Conclusions: The results show that the fetal ANS is sensitive to alterations of pre-pregnancy BMI, weight changes, and glucose metabolism. These findings highlight the importance of the intrauterine environment on the developing ANS and the possible programming of obesity.
Editors' Choice 4 - Assessing the Role of Health Behaviors, Socioeconomic Status, and Cumulative Stress for Racial/Ethnic Disparities in Obesity
Objective: This study aimed to examine the explanatory role of health behaviors, socioeconomic position (SEP), and psychosocial stressors on racial/ethnic obesity disparities in a multiethnic and multiracial sample of adults.
Methods: Using data from the Chicago Community Adult Health Study (2001-2003), Oaxaca-Blinder decomposition analysis was conducted to quantify the extent to which health behaviors (fruit and vegetable consumption and physical activity), SEP, and cumulative stressors (e.g., perceived discrimination, financial strain) each explained differences in obesity prevalence in Black, US-born Hispanic, and non-US-born Hispanic compared with non-Hispanic White participants.
Results: SEP and health behaviors did not explain obesity differences between racial/ethnic minorities and White individuals. Having high levels of stress in four or more domains explained 4.46% of the differences between Black and White individuals, whereas having high levels of stress in three domains significantly explained 14.13% of differences between US-born Hispanic and White. Together, the predictors explained less than 20% of differences between any racial/ethnic minority group and White individuals.
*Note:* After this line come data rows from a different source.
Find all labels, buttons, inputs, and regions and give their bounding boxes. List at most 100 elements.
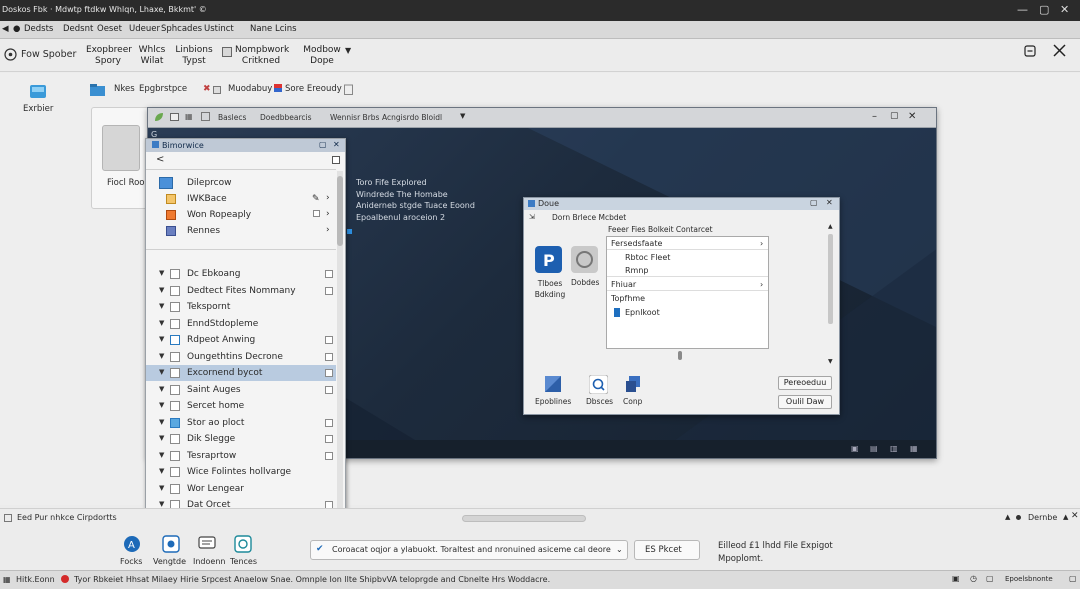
foot-icon-1[interactable]: ▣ xyxy=(851,444,859,453)
inner-title-item-3[interactable]: Wennisr Brbs xyxy=(330,113,379,122)
chevron-right-icon[interactable]: › xyxy=(326,209,330,219)
row-checkbox[interactable] xyxy=(170,302,180,312)
row-checkbox[interactable] xyxy=(170,319,180,329)
dropdown-select[interactable]: ES Pkcet xyxy=(634,540,700,560)
shortcut-epgbrstpce[interactable]: Epgbrstpce xyxy=(139,84,187,94)
tree-row[interactable]: ▼ Stor ao ploct xyxy=(146,415,336,431)
parking-icon[interactable]: P xyxy=(535,246,562,273)
close-icon[interactable] xyxy=(1052,43,1067,58)
scroll-up-icon[interactable]: ▲ xyxy=(828,223,833,230)
tree-row[interactable]: ▼ Dik Slegge xyxy=(146,431,336,447)
chevron-down-icon[interactable]: ▼ xyxy=(159,319,164,327)
pin-icon[interactable]: ✖ xyxy=(203,84,211,94)
toolbar-button-linbions[interactable]: Linbions Typst xyxy=(172,45,216,67)
toolbar-button-nompbwork[interactable]: Nompbwork Critkned xyxy=(235,45,289,67)
panel-maximize-icon[interactable]: ▢ xyxy=(319,140,327,149)
tray-icon[interactable]: ▢ xyxy=(1069,574,1077,583)
tree-row[interactable]: ▼ Oungethtins Decrone xyxy=(146,349,336,365)
menu-item-rbtoc-fleet[interactable]: Rbtoc Fleet xyxy=(607,251,768,264)
clock-icon[interactable]: ◷ xyxy=(970,574,977,583)
menu-item-topfhme[interactable]: Topfhme xyxy=(607,292,768,305)
menu-item-dedsnt[interactable]: Dedsnt xyxy=(63,24,93,34)
dialog-close-icon[interactable]: ✕ xyxy=(826,198,833,207)
chevron-down-icon[interactable]: ▼ xyxy=(159,352,164,360)
menu-item-ustinct[interactable]: Ustinct xyxy=(204,24,234,34)
resize-handle[interactable] xyxy=(678,351,682,360)
row-checkbox[interactable] xyxy=(170,286,180,296)
dialog-maximize-icon[interactable]: ▢ xyxy=(810,198,818,207)
chevron-down-icon[interactable]: ▼ xyxy=(345,46,351,55)
chevron-down-icon[interactable]: ▼ xyxy=(159,434,164,442)
stack-icon[interactable] xyxy=(626,376,640,392)
horizontal-scrollbar[interactable] xyxy=(462,515,586,522)
message-field[interactable]: ✔ Coroacat oqjor a ylabuokt. Toraltest a… xyxy=(310,540,628,560)
caret-up-icon[interactable]: ▲ xyxy=(1005,513,1010,521)
menu-item-rmnp[interactable]: Rmnp xyxy=(607,264,768,277)
chevron-down-icon[interactable]: ▼ xyxy=(159,500,164,508)
content-line-3[interactable]: Aniderneb stgde Tuace Eoond xyxy=(356,201,475,210)
caret-up-icon[interactable]: ▲ xyxy=(1063,513,1068,521)
menu-item-oeset[interactable]: Oeset xyxy=(97,24,122,34)
row-checkbox[interactable] xyxy=(170,401,180,411)
inner-title-item-2[interactable]: Doedbbearcis xyxy=(260,113,312,122)
screen-icon[interactable]: ▣ xyxy=(952,574,960,583)
tree-row[interactable]: ▼ Sercet home xyxy=(146,398,336,414)
gauge-icon[interactable] xyxy=(571,246,598,273)
blocks-icon[interactable] xyxy=(545,376,561,392)
foot-icon-4[interactable]: ▦ xyxy=(910,444,918,453)
row-checkbox[interactable] xyxy=(170,451,180,461)
box-icon[interactable]: ▢ xyxy=(986,574,994,583)
scroll-down-icon[interactable]: ▼ xyxy=(828,358,833,365)
target-icon[interactable] xyxy=(234,535,252,553)
content-line-4[interactable]: Epoalbenul aroceion 2 xyxy=(356,213,445,222)
chevron-down-icon[interactable]: ⌄ xyxy=(616,545,623,554)
tree-row[interactable]: ▼ Tesraprtow xyxy=(146,448,336,464)
chevron-down-icon[interactable]: ▼ xyxy=(159,451,164,459)
panel-close-icon[interactable]: ✕ xyxy=(333,140,340,149)
tree-row-selected[interactable]: ▼ Excornend bycot xyxy=(146,365,336,381)
shield-icon[interactable] xyxy=(162,535,180,553)
content-line-2[interactable]: Windrede The Homabe xyxy=(356,190,448,199)
dialog-scrollbar-thumb[interactable] xyxy=(828,234,833,324)
chevron-down-icon[interactable]: ▼ xyxy=(159,467,164,475)
folder-card[interactable]: Fiocl Roor xyxy=(91,107,149,209)
row-toggle[interactable] xyxy=(325,435,333,443)
chat-icon[interactable] xyxy=(198,536,216,552)
back-icon[interactable]: < xyxy=(156,154,164,165)
chevron-down-icon[interactable]: ▼ xyxy=(159,335,164,343)
row-toggle[interactable] xyxy=(325,419,333,427)
scrollbar[interactable] xyxy=(337,171,343,517)
row-checkbox-checked[interactable] xyxy=(170,418,180,428)
row-toggle[interactable] xyxy=(325,386,333,394)
row-toggle[interactable] xyxy=(325,270,333,278)
content-line-1[interactable]: Toro Fife Explored xyxy=(356,178,427,187)
small-box-icon[interactable] xyxy=(313,210,320,217)
row-checkbox[interactable] xyxy=(170,352,180,362)
shortcut-sore-ereoudy[interactable]: Sore Ereoudy xyxy=(285,84,342,94)
primary-button[interactable]: Pereoeduu xyxy=(778,376,832,390)
tree-row[interactable]: ▼ Saint Auges xyxy=(146,382,336,398)
row-toggle[interactable] xyxy=(325,287,333,295)
row-checkbox[interactable] xyxy=(170,484,180,494)
menu-item-fersedsfaate[interactable]: Fersedsfaate › xyxy=(607,237,768,250)
inner-close-icon[interactable]: ✕ xyxy=(908,111,916,122)
menu-item-nane[interactable]: Nane xyxy=(250,24,272,34)
tree-row[interactable]: ▼ EnndStdopleme xyxy=(146,316,336,332)
tree-row[interactable]: ▼ Dc Ebkoang xyxy=(146,266,336,282)
foot-icon-2[interactable]: ▤ xyxy=(870,444,878,453)
small-close-icon[interactable]: ✕ xyxy=(1071,511,1079,521)
chevron-right-icon[interactable]: › xyxy=(326,193,330,203)
menu-item-epnlkoot[interactable]: Epnlkoot xyxy=(607,306,768,319)
tree-row[interactable]: ▼ Tekspornt xyxy=(146,299,336,315)
panel-square-icon[interactable] xyxy=(332,156,340,164)
maximize-button[interactable]: ▢ xyxy=(1039,3,1049,16)
folder-icon[interactable] xyxy=(90,84,105,96)
secondary-button[interactable]: Oulil Daw xyxy=(778,395,832,409)
search-icon[interactable] xyxy=(589,375,608,394)
tree-row[interactable]: ▼ Dedtect Fites Nommany xyxy=(146,283,336,299)
toolbar-button-modbow[interactable]: Modbow Dope xyxy=(302,45,342,67)
chevron-right-icon[interactable]: › xyxy=(326,225,330,235)
edit-icon[interactable]: ✎ xyxy=(312,194,320,204)
row-toggle[interactable] xyxy=(325,353,333,361)
row-toggle[interactable] xyxy=(325,336,333,344)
Conclusions: Exposure to stressors may play a role in obesity disparities, particularly among Black and US-born Hispanic individuals. Other obesity-related risk factors need to be examined to understand the underlying mechanisms explaining obesity disparities.
ADDITIONAL EMBARGOED RESEARCH
Weight History in Clinical Practice: The State of the Science and Future Directions
Eliciting a weight history can provide clinically important information to aid in treatment decision-making. This view is consistent with the life course perspective of obesity and the aim of patient-centered care, one of six domains of health care quality. However, thus far, the value and practicality of including a weight history in the clinical assessment and treatment of patients with obesity have not been systematically explored. For these reasons, the Clinical Committee of The Obesity Society established a task force to review and assess the available evidence to address five key questions. It is concluded that weight history is an essential component of the medical history for patients presenting with overweight or obesity, and there are strong and emerging data that demonstrate the importance of life stage, duration of exposure to obesity, maximum BMI, and group-based trajectory modeling in predicting risk for increased morbidity and mortality. Consideration of these and other patient-specific factors may improve risk stratification and clinical decision-making for screening, counseling, and management. Recommendations are provided for the key elements that should be included in a weight history, and several needs for future clinical research are outlined.